1. Growing Tourism Sector:

  • Tourist Hotspot: With its unique blend of African and Portuguese cultures, pristine beaches, and diverse landscapes, Cape Verde is quickly becoming a go-to destination for European and global tourists.
  • Potential for Expansion: Despite its rising popularity, many of Cape Verde's islands remain underdeveloped in terms of tourism infrastructure, offering significant potential for new projects.

2. Stable Political and Economic Climate:

  • Good Governance: Cape Verde is known for its stable democracy, transparent governance, and respect for the rule of law, making it one of the most stable countries in the region.
  • Consistent Economic Growth: Over the past decade, the country has witnessed consistent economic growth, mainly driven by tourism, remittances, and foreign aid.

3. Strategic Location:

  • Gateway to Africa: Located off the west coast of Africa, Cape Verde acts as a gateway between Europe, Africa, and the Americas, presenting opportunities in logistics, shipping, and trade.
  • Growing Aviation Hub: The archipelago's increasing connectivity makes it an ideal transit point, and there's potential for further development in the aviation sector.

4. Investment Incentives:

  • Tax Benefits: The government offers tax incentives for foreign direct investment in priority sectors, including tourism, renewable energy, and fisheries.
  • Free Trade Zones: Special economic zones provide tax breaks, duty-free access, and other advantages to businesses.

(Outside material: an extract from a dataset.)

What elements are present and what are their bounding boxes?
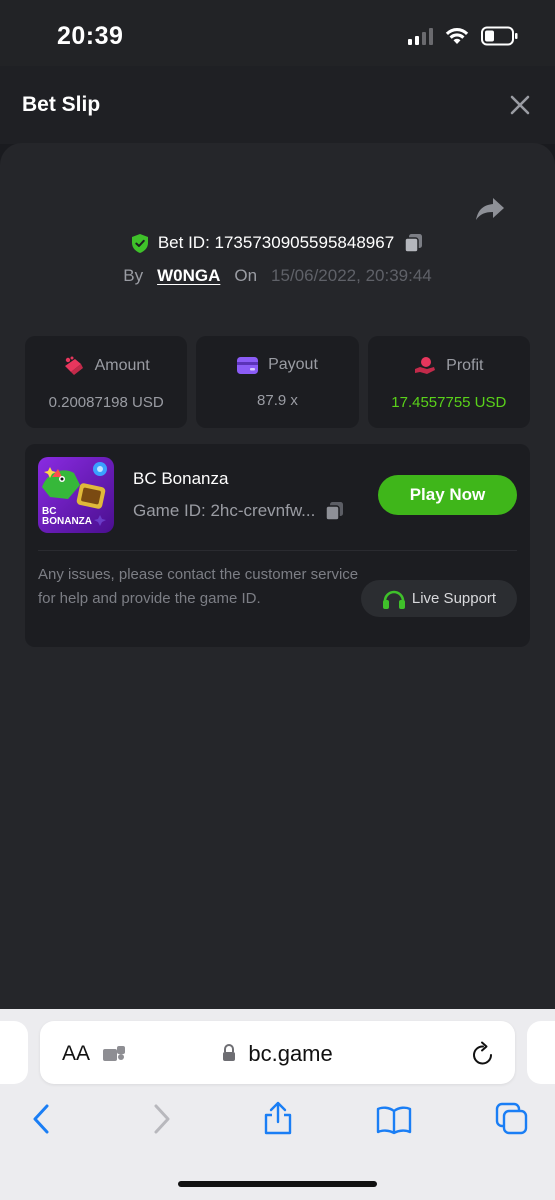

5. Renewable Energy Potential:

  • Wind and Solar Energy: Given its geographical location, Cape Verde has abundant wind and solar resources. The government is pushing for 100% renewable energy by 2025, presenting a vast scope for green energy projects.

6. Fisheries and Sea Resources:

  • Rich Marine Life: The surrounding Atlantic waters have a wealth of marine resources, providing potential in fisheries, aquaculture, and related industries.
  • Sustainable Practices: There's an emphasis on sustainable fishing practices, preserving marine biodiversity, and ensuring long-term profitability.

7. Real Estate and Property Development:

  • Growth Opportunities: As tourism grows, there's increasing demand for resorts, hotels, and vacation homes. The real estate market, especially beachfront properties, is witnessing rising interest from foreign buyers.
  • Infrastructure Development: With ongoing efforts to improve infrastructure, new areas are opening up for development.

8. Skilled Workforce:

  • Education Focus: The government prioritizes education, leading to a relatively skilled and multilingual workforce, especially in urban areas.
  • Training Programs: With an emphasis on vocational training, there are efforts to match skill development with industry needs.

9. ICT and Telecommunications:

  • Digital Ambitions: The country aims to become a digitally advanced nation in the region. Investments in IT infrastructure, e-governance, and digital services can find a conducive environment here.
  • Connectivity Initiatives: There are ongoing projects to enhance internet connectivity and mobile penetration, offering avenues for digital businesses.

10. Untapped Sectors:

  • Agriculture: While Cape Verde has limited arable land, there's potential in specific niches like organic farming, horticulture, and agro-processing.
  • Arts and Culture: With its rich cultural heritage, there's scope for cultural festivals, music events, and art retreats to attract global audiences.

In summary, Cape Verde offers a blend of opportunities that cater to various investment appetites. The combination of its natural beauty, stable governance, strategic position, and development-oriented policies makes it a compelling destination for discerning investors.